Long-term organ damage accrual and safety in patients with SLE treated with belimumab plus standard of care

Abstract

Objective: To examine long-term organ damage and safety following treatment with belimumab plus standard of care (SoC) in patients with systemic lupus erythematosus (SLE).

Methods: Pooled data were examined from two ongoing open-label studies that enrolled patients who completed BLISS-52 or BLISS-76. Patients received belimumab every four weeks plus SoC. SLICC Damage Index (SDI) values were assessed every 48 weeks (study years) following belimumab initiation (baseline). The primary endpoint was change in SDI from baseline at study years 5-6. Incidences of adverse events (AEs) were reported for the entire study period.

Results: The modified intent-to-treat (MITT) population comprised 998 patients. At baseline, 940 (94.2%) were female, mean (SD) age was 38.7 (11.49) years, and disease duration was 6.7 (6.24) years. The mean (SD) SELENA-SLEDAI and SDI scores were 8.2 (4.18) and 0.7 (1.19), respectively; 411 (41.2%) patients had organ damage (SDI = 1: 235 (23.5%); SDI ≥ 2: 176 (17.6%)) prior to belimumab. A total of 427 (42.8%) patients withdrew overall; the most common reasons were patient request (16.8%) and AEs (8.5%).The mean (SD) change in SDI was +0.2 (0.48) at study years 5-6 (n = 403); 343 (85.1%) patients had no change from baseline in SDI score (SDI +1: 46 (11.4%), SDI +2: 13 (3.2%), SDI +3: 1 (0.2%)). Of patients without organ damage at baseline, 211/241 (87.6%) had no change in SDI and the mean change (SD) in SDI was +0.2 (0.44). Of patients with organ damage at baseline, 132/162 (81.5%) had no change in SDI and the mean (SD) change in SDI was +0.2 (0.53). The probability of not having a worsening in SDI score was 0.88 (95% CI: 0.85, 0.91) and 0.75 (0.67, 0.81) in those without and with baseline damage, respectively (post hoc analysis).Drug-related AEs were reported for 433 (43.4%) patients; infections/infestations (282, 28.3%) and gastrointestinal disorders (139, 13.9%) were the most common.

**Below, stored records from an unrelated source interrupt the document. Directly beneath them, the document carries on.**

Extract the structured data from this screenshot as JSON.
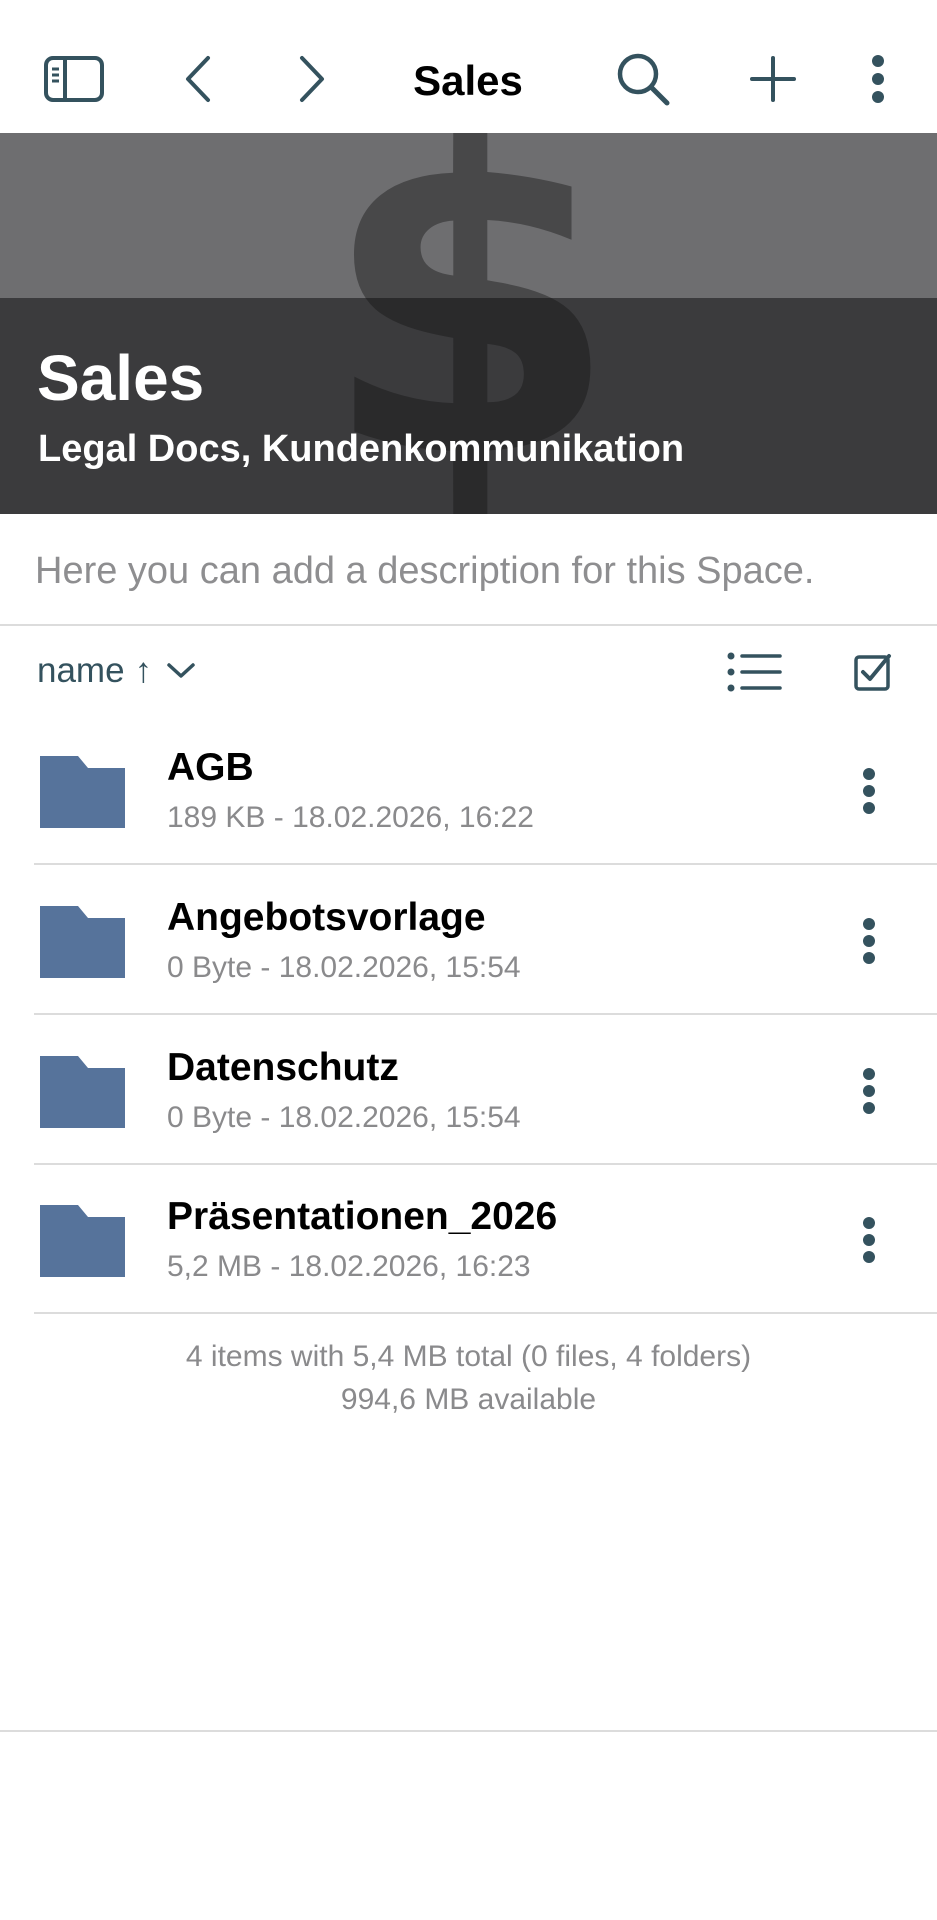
{
  "navbar": {
    "title": "Sales",
    "icons": {
      "sidebar": "sidebar-icon",
      "back": "chevron-left-icon",
      "forward": "chevron-right-icon",
      "search": "search-icon",
      "add": "plus-icon",
      "more": "more-vertical-icon"
    }
  },
  "banner": {
    "title": "Sales",
    "subtitle": "Legal Docs, Kundenkommunikation",
    "glyph": "$"
  },
  "description": {
    "placeholder": "Here you can add a description for this Space."
  },
  "sort": {
    "label": "name",
    "direction": "↑",
    "icons": {
      "dropdown": "chevron-down-icon",
      "list_view": "list-icon",
      "select": "checkbox-checked-icon"
    }
  },
  "items": [
    {
      "name": "AGB",
      "meta": "189 KB - 18.02.2026, 16:22",
      "icon": "folder-icon"
    },
    {
      "name": "Angebotsvorlage",
      "meta": "0 Byte - 18.02.2026, 15:54",
      "icon": "folder-icon"
    },
    {
      "name": "Datenschutz",
      "meta": "0 Byte - 18.02.2026, 15:54",
      "icon": "folder-icon"
    },
    {
      "name": "Präsentationen_2026",
      "meta": "5,2 MB - 18.02.2026, 16:23",
      "icon": "folder-icon"
    }
  ],
  "footer": {
    "summary": "4 items with 5,4 MB total (0 files, 4 folders)",
    "available": "994,6 MB available"
  },
  "colors": {
    "accent": "#34525e",
    "folder": "#56739b",
    "banner_light": "#6e6e70",
    "banner_dark": "#3b3b3d",
    "secondary_text": "#8a8a8c",
    "divider": "#dcdcdc"
  }
}
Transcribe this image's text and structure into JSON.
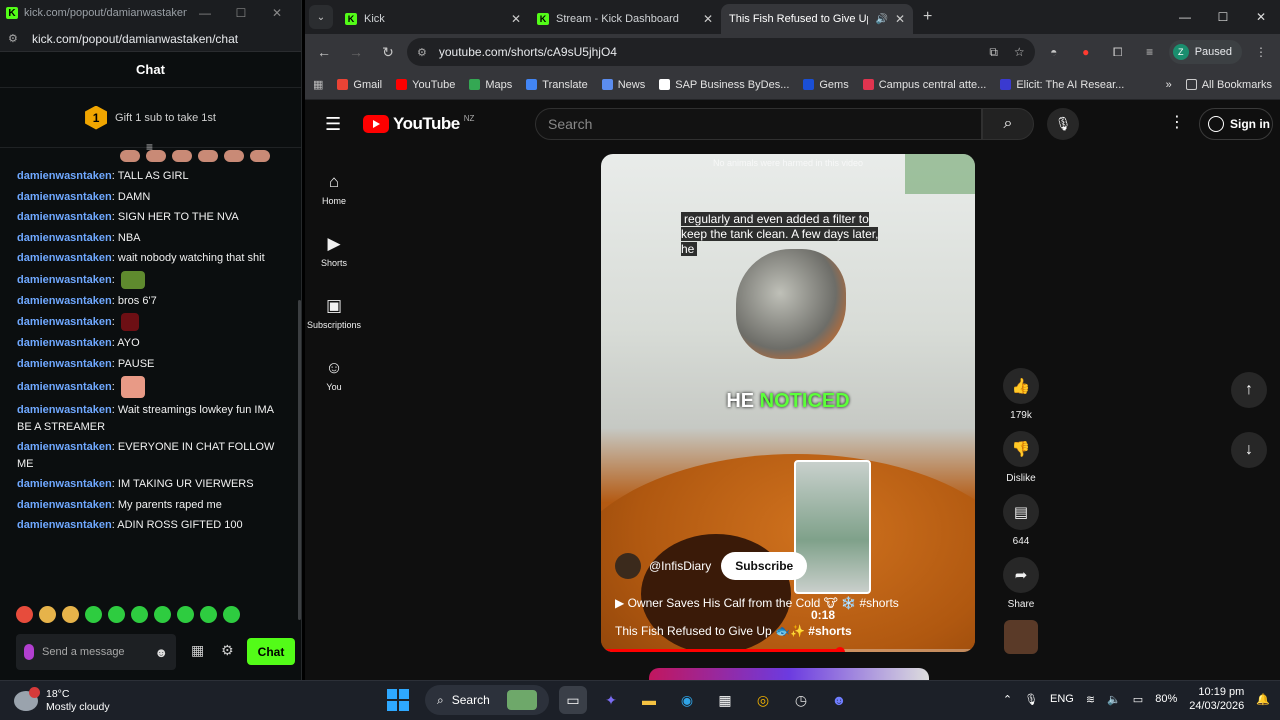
{
  "kick_window": {
    "title": "kick.com/popout/damianwastaken...",
    "url": "kick.com/popout/damianwastaken/chat",
    "header": "Chat",
    "gift_badge": "1",
    "gift_text": "Gift 1 sub to take 1st",
    "messages": [
      {
        "user": "damienwasntaken",
        "text": "TALL AS GIRL"
      },
      {
        "user": "damienwasntaken",
        "text": "DAMN"
      },
      {
        "user": "damienwasntaken",
        "text": "SIGN HER TO THE NVA"
      },
      {
        "user": "damienwasntaken",
        "text": "NBA"
      },
      {
        "user": "damienwasntaken",
        "text": "wait nobody watching that shit"
      },
      {
        "user": "damienwasntaken",
        "text": ""
      },
      {
        "user": "damienwasntaken",
        "text": "bros 6'7"
      },
      {
        "user": "damienwasntaken",
        "text": ""
      },
      {
        "user": "damienwasntaken",
        "text": "AYO"
      },
      {
        "user": "damienwasntaken",
        "text": "PAUSE"
      },
      {
        "user": "damienwasntaken",
        "text": ""
      },
      {
        "user": "damienwasntaken",
        "text": "Wait streamings lowkey fun IMA BE A STREAMER"
      },
      {
        "user": "damienwasntaken",
        "text": "EVERYONE IN CHAT FOLLOW ME"
      },
      {
        "user": "damienwasntaken",
        "text": "IM TAKING UR VIERWERS"
      },
      {
        "user": "damienwasntaken",
        "text": "My parents raped me"
      },
      {
        "user": "damienwasntaken",
        "text": "ADIN ROSS GIFTED 100"
      }
    ],
    "composer_placeholder": "Send a message",
    "chat_button": "Chat"
  },
  "browser": {
    "tabs": [
      {
        "title": "Kick",
        "favicon": "kick"
      },
      {
        "title": "Stream - Kick Dashboard",
        "favicon": "kick"
      },
      {
        "title": "This Fish Refused to Give Up",
        "favicon": "youtube",
        "active": true
      }
    ],
    "url": "youtube.com/shorts/cA9sU5jhjO4",
    "profile_initial": "Z",
    "profile_status": "Paused",
    "bookmarks": [
      {
        "label": "Gmail",
        "color": "#ea4335"
      },
      {
        "label": "YouTube",
        "color": "#ff0000"
      },
      {
        "label": "Maps",
        "color": "#34a853"
      },
      {
        "label": "Translate",
        "color": "#4285f4"
      },
      {
        "label": "News",
        "color": "#5b8def"
      },
      {
        "label": "SAP Business ByDes...",
        "color": "#ffffff"
      },
      {
        "label": "Gems",
        "color": "#1a4fd6"
      },
      {
        "label": "Campus central atte...",
        "color": "#e0344f"
      },
      {
        "label": "Elicit: The AI Resear...",
        "color": "#3a3ad0"
      }
    ],
    "all_bookmarks": "All Bookmarks"
  },
  "youtube": {
    "logo_text": "YouTube",
    "region": "NZ",
    "search_placeholder": "Search",
    "sign_in": "Sign in",
    "sidebar": [
      {
        "label": "Home",
        "icon": "home-icon"
      },
      {
        "label": "Shorts",
        "icon": "shorts-icon"
      },
      {
        "label": "Subscriptions",
        "icon": "subscriptions-icon"
      },
      {
        "label": "You",
        "icon": "you-icon"
      }
    ],
    "short": {
      "watermark": "No animals were harmed in this video",
      "caption": "regularly and even added a filter to keep the tank clean. A few days later, he",
      "overlay_white": "HE",
      "overlay_green": "NOTICED",
      "preview_time": "0:18",
      "channel": "@InfisDiary",
      "subscribe": "Subscribe",
      "related": "Owner Saves His Calf from the Cold 🐮 ❄️ #shorts",
      "title": "This Fish Refused to Give Up 🐟✨",
      "title_tag": "#shorts",
      "progress": 0.64
    },
    "actions": {
      "likes": "179k",
      "dislike": "Dislike",
      "comments": "644",
      "share": "Share"
    }
  },
  "taskbar": {
    "temp": "18°C",
    "weather": "Mostly cloudy",
    "search": "Search",
    "lang": "ENG",
    "battery": "80%",
    "time": "10:19 pm",
    "date": "24/03/2026"
  }
}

Conclusion: Patients with SLE treated with long-term belimumab plus SoC had a low incidence of organ damage accrual and no unexpected AEs. High-risk patients with pre-existing organ damage also had low accrual, suggesting a favorable effect on future damage development.

Keywords: Systemic lupus erythematosus; organ damage; safety.

Figure 1

Summary of patient enrollment in the study. ^aPatient numbers at data cutoff. ^bIncludes 11 individuals who had an exit visit but whose completion status was unknown at data cutoff. Ten of these participants were subsequently recorded as completing the study; one withdrew as a result of investigator decision. AE: adverse event; MITT: modified intent-to-treat; SDI: Systemic Lupus International Collaborating Clinics (SLICC)/American College of Rheumatology (ACR) Damage Index.

Figure 2

Change from baseline in total SDI score (a), by baseline SDI score 0 or ≥ 1 (b) and by baseline SELENA-SLEDAI ≤ 9 or ≥ 10 (c) (all MITT population). SELENA-SLEDAI: Safety of Estrogen in Lupus National Assessment-Systemic Lupus Erythematosus Disease Activity Index; SDI: Systemic Lupus International Collaborating Clinics (SLICC)/American College of Rheumatology (ACR) Damage Index; MITT: modified intent-to-treat.

Figure 3

Time to first SDI worsening (a) and by baseline SDI score 0 or ≥ 1 (b) (all MITT population). Patients who withdrew/completed prior to their first worsening are censored at their final SDI assessment date prior to study exit/date cutoff. Patients who withdrew prior to having a post-baseline SDI assessment are censored at day 0 (treatment start date). Patients who had decreases were not included. SDI: Systemic Lupus International Collaborating Clinics (SLICC)/American College of Rheumatology (ACR) Damage Index; MITT: modified intent-to-treat.